Дома мать снимает с него рубаху, бабушка не может оторвать глаз от коричневато-красных узелков, которыми покрыто тело ее отца. Он кричит ей, чтобы она вышла из комнаты.
— Туберкулез кожи с язвами, — говорит врач. — Неудивительно, если учесть, откуда ты приехал. Видал я и пострашнее.
В последующие месяцы отец молчит, плохо ест. Выходит из дома редко, медленно бродит по селу, чтобы все его хорошо рассмотрели. Он смотрит им в глаза, всем, и этот взгляд и тело говорят то, чего не могут передать слова. Он ходит мимо пустых домов, где слышит эхо пропавших. В умах матери и отца зреет решение. Все ближе и ближе ночь, когда моя бабушка увидит последний сон в родном доме.
Они собирают вещи торопливо, после захода солнца, чтобы люди не смотрели на них, чтобы не пошли пересуды; набивают сундуки и чемоданы ковриками и одеялами, старой посудой, одеждой. Оставляют позади свои первые шаги, свои первые слова.
— Мать сказала, что мне нельзя безродного, — признается она ему.

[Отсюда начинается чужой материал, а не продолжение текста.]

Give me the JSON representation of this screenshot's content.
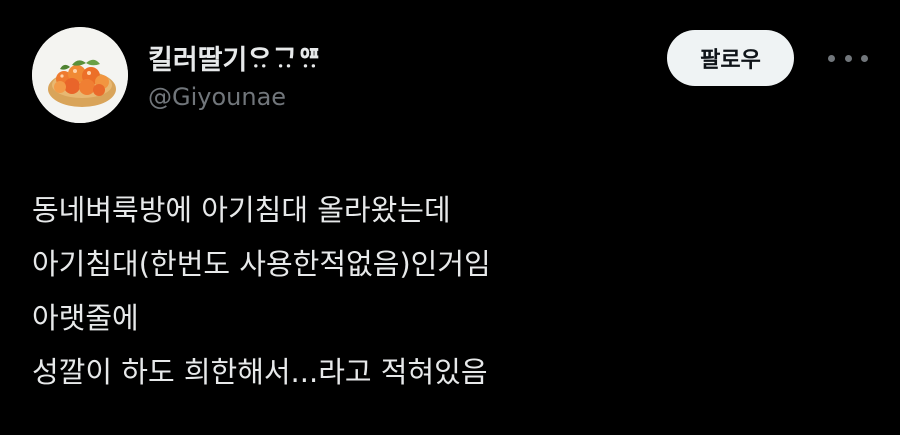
{
  "user": {
    "display_name": "킬러딸기ᄋᆢᄀᆢᅋᆢ",
    "handle": "@Giyounae",
    "avatar_icon": "strawberry-tart-avatar"
  },
  "actions": {
    "follow_label": "팔로우",
    "more_icon": "more-horizontal-icon"
  },
  "tweet": {
    "lines": [
      "동네벼룩방에 아기침대 올라왔는데",
      "아기침대(한번도 사용한적없음)인거임",
      "아랫줄에",
      "성깔이 하도 희한해서...라고 적혀있음"
    ]
  },
  "colors": {
    "background": "#000000",
    "text_primary": "#e7e9ea",
    "text_secondary": "#71767b",
    "button_bg": "#eff3f4",
    "button_text": "#0f1419"
  }
}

От него она тоже ничего не скрывает. Когда его тень тает в ночи, со двора долетает голос ее матери.
Пора ехать.
ночь
«В юности я всегда слушала своих родителей. Слово матери было для меня законом. В чем-то я виновата перед ней до сих пор», — говорила бабушка.
Когда в мои подростковые годы мы с мамой страшно ругались, бабушка выступала моей наперсницей. Она так часто повторяла эти слова, что в конце концов я поклялась, что никогда не буду их слушать; буду делать прямо противоположное тому, что делали они. Если они следовали советам и были так несчастны, значит, что-то не так. Я чувствовала болезненный страх перед их примирением. Отвергала их, отрицала их право жить во мне. И чем больше мои настоящие отцы — папа, дедушки, дядя — терпели неудачу, чем более горькими и жестокими они становились, тем более реальными в моем уме делались те, другие мужчины. Я была чужой для собственной крови.
Он зажигает новую сигарету и подает мне. Ничего не говорит.
Постепенно нервозность, возникшая с воспоминаниями, отступает перед настоящим. Смотрю на его лицо, на пляж, на черный океан. Призраки возвращаются в прошлое. Я слушаю звуки теплой ночи, ветер сдувает песчинки, и они шуршат. Пахнет морем.